Claim of Norton v. New York State Department of Public Works

Zeller, J.

The right of claimant to an award of disability compensation in his reopened case is not disputed on this appeal. The sole issue is whether the award should be paid by appellants, the employer and State Insurance Fund as insurance carrier, or by the Special Fund for Reopened Cases. Subdivision 1 of section 25-a of the Workmen’s Compensation Law provides, in part, that * ‘ when an application for compensation is made by an employee * * * and the employer has secured the payment of compensation * * * (2) after a lapse of seven years from the date of the injury * * * and also a lapse of three years from the date of the last payment of compensation * * * testimony may be taken * * * and if an award is made it shall be against the special fund provided by this section

*478Certain dates are pertinent. Claimant sustained an industrial accident in 1938 for which he was awarded a percentage loss of his left leg plus protracted temporary total disability for a total of 540 weeks. On January 18, 1949, the case was closed and the last payment of compensation was made on February 2, 1949. On December 12, 1951, prior to the expiration of three years from the date of the last payment of compensation, there was filed with the Workmen’s Compensation Board a form C-4 medical report, signed by claimant’s physician, stating that he was treating claimant for chronic osteomyelitis of the left leg which was causally related to the 1938 accident. The board restored the case to the calendar on November 13, 1952. Claimant filed a formal application (form C-25) for reopening his claim on December 17, 1952.

After a hearing, an additional award of disability compensation was granted to claimant by the referee who assessed the award against the Special Fund upon the ground that no application to reopen had been filed within three years from the date of the last payment of compensation. The board, upon review, found that an application to reopen the case had been made within the three-year period and modified the referee’s decision to the extent of discharging the Special Fund from liability.

Upon this appeal, the board argues that the form C-4 medical report constituted an application on behalf of the claimant to reopen his case. It is true that no particular form of application is prescribed unless more than seven years have elapsed after the accident and also three years have elapsed after the last payment of compensation. (Matter of Finkle v. Cushing Stone Co., 278 App. Div. 250.) But an instrument to constitute an application to reopen “ should contain facts from which it may be reasonably inferred that it is an application to reopen ” (Matter of Stearns v. American Laundry Mach. Co., 279 App. Div. 481, 482). And in no event should an instrument be deemed an application to reopen unless it is submitted with an intent to have the case reopened.

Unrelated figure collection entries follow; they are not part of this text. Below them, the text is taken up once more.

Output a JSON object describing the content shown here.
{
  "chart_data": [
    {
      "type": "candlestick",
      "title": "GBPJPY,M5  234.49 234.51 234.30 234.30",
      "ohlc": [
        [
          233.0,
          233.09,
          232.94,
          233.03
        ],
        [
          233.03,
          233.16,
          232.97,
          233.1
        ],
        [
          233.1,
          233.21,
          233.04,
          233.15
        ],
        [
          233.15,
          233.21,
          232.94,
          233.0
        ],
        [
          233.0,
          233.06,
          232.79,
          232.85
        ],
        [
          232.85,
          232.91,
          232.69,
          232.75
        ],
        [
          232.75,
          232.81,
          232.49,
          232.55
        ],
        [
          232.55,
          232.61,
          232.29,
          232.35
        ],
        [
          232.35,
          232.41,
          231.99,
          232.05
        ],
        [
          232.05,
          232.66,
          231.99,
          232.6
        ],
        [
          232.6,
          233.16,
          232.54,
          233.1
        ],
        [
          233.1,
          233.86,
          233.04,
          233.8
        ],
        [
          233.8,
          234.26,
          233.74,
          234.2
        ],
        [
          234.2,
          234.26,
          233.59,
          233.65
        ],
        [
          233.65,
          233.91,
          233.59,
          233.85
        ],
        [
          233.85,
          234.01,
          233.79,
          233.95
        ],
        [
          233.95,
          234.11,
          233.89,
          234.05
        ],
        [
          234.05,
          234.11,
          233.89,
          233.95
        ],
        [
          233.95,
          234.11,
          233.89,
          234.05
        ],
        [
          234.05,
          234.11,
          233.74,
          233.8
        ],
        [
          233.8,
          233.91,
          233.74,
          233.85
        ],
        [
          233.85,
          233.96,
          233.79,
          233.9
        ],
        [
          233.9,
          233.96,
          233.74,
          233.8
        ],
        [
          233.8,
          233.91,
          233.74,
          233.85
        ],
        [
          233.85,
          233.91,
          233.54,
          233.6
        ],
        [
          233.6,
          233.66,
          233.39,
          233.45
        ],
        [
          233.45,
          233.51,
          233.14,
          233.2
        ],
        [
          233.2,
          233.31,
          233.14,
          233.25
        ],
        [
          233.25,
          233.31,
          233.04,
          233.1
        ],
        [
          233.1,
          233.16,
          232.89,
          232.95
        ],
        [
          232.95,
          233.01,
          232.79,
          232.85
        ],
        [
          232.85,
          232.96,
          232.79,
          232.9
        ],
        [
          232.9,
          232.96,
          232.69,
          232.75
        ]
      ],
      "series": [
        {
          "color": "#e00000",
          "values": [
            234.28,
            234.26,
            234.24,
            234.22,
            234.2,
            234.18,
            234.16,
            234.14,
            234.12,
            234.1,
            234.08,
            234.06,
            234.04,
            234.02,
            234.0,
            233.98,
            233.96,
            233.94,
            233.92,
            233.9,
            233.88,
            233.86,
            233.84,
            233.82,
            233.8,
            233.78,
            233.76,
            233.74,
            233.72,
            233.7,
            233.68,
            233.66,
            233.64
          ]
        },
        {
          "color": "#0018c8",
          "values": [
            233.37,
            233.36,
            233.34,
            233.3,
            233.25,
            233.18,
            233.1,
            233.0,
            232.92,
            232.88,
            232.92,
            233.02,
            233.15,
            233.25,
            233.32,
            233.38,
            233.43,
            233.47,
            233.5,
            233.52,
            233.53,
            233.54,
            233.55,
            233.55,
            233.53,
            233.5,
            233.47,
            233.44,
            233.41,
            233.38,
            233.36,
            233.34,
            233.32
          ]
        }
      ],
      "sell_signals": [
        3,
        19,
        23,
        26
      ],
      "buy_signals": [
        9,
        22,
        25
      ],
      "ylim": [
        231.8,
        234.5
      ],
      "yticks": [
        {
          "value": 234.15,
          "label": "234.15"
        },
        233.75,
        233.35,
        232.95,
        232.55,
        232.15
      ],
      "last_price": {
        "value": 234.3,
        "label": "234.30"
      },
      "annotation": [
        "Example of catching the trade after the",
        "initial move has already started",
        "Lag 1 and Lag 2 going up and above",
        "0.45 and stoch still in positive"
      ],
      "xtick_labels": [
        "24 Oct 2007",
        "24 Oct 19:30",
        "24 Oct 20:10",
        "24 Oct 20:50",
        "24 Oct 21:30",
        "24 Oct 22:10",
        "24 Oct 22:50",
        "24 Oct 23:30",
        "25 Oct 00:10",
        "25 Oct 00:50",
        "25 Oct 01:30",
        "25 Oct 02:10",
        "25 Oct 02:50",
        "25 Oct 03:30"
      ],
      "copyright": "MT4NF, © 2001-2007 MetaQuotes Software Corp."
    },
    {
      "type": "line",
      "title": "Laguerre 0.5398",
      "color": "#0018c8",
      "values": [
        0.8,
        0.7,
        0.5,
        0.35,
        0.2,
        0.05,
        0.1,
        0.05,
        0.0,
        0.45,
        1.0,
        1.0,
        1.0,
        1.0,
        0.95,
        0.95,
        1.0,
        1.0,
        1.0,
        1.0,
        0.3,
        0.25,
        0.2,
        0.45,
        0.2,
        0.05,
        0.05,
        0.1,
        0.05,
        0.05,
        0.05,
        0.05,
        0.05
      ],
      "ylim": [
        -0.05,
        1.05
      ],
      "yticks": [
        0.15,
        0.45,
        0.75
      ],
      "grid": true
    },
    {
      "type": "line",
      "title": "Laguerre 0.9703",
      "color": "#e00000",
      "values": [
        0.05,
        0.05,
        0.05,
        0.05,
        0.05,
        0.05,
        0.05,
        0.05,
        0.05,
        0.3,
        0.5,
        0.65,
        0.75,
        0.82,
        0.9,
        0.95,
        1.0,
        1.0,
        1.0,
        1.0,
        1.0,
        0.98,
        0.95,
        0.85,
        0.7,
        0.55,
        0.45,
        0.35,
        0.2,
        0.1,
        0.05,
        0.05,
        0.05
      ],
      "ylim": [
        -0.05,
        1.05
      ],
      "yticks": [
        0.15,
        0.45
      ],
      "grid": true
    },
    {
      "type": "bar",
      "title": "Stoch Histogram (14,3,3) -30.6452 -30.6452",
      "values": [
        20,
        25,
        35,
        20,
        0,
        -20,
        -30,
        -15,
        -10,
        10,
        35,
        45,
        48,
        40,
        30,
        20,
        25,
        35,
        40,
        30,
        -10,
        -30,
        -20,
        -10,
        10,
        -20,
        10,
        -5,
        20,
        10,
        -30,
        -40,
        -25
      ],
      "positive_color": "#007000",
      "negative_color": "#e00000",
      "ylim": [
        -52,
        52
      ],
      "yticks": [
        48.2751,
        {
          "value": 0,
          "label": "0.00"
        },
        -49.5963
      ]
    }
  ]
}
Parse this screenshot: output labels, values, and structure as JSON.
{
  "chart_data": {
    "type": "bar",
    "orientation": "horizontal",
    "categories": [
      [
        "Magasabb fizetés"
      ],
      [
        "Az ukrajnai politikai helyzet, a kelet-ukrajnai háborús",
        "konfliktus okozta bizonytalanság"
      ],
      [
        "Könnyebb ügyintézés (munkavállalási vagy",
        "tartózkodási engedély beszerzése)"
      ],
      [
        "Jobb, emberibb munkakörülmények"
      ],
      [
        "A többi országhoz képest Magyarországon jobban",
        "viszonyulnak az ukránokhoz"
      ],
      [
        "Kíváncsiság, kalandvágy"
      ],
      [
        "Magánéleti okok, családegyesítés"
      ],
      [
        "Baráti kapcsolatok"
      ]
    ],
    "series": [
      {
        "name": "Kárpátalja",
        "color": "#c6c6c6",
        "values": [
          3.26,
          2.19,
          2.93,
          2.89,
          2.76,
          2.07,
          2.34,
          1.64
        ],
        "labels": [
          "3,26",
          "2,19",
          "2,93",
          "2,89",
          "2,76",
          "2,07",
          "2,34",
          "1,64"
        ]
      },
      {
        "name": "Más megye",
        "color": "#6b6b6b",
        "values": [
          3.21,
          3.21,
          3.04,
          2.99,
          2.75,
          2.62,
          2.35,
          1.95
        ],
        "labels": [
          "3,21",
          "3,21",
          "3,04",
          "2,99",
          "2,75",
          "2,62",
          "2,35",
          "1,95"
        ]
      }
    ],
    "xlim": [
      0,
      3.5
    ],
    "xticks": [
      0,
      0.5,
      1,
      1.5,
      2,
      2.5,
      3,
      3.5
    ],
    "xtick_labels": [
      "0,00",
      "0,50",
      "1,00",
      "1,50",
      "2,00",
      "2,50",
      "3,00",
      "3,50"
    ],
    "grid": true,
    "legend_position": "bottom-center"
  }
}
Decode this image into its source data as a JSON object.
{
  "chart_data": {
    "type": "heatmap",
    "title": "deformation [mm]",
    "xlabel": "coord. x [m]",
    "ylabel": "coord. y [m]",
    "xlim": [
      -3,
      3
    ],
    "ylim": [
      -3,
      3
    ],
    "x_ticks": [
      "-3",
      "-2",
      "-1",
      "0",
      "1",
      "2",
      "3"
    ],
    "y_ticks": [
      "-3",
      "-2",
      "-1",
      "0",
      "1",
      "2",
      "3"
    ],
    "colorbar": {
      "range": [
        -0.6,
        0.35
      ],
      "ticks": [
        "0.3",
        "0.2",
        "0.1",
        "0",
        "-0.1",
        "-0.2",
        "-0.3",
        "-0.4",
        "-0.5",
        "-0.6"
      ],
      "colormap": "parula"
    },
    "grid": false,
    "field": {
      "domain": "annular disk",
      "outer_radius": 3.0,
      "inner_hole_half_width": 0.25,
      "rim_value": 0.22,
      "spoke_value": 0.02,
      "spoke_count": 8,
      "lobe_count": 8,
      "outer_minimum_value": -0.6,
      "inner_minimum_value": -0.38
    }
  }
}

In Matter of Finkle v. Cushing Stone Co. (supra), relied upon by the board, the intention of applying for a reopening was evident. There the physician wrote the insurance carrier a letter in which he asked if it would be permissible to reopen the compensation case and inquired what forms should be filed. It was thus apparent that there was an intention to apply for reopening and the C-4 medical report filed subsequently by the physician was properly treated as an application for reopening.

*479In the present case, the medical report contains no facts from which an inference may reasonably be drawn that claimant desired his case reopened and it was not filed for such purpose. The physician who filed it testified that claimant did not request him to file it, that he did so as a matter of routine and that he was unaware that the case had been closed. Under such circumstances, there is no rational basis for the finding of the board that the medical report constituted an application to reopen the case generally. (Cf. Matter of Mazza v. Frontier Bronze Corp., 285 App. Div. 1194.)

The decision should be reversed as a matter of law, with costs to the appellants against the Workmen’s Compensation Board, and the case remitted to the Workmen’s Compensation Board for further consideration.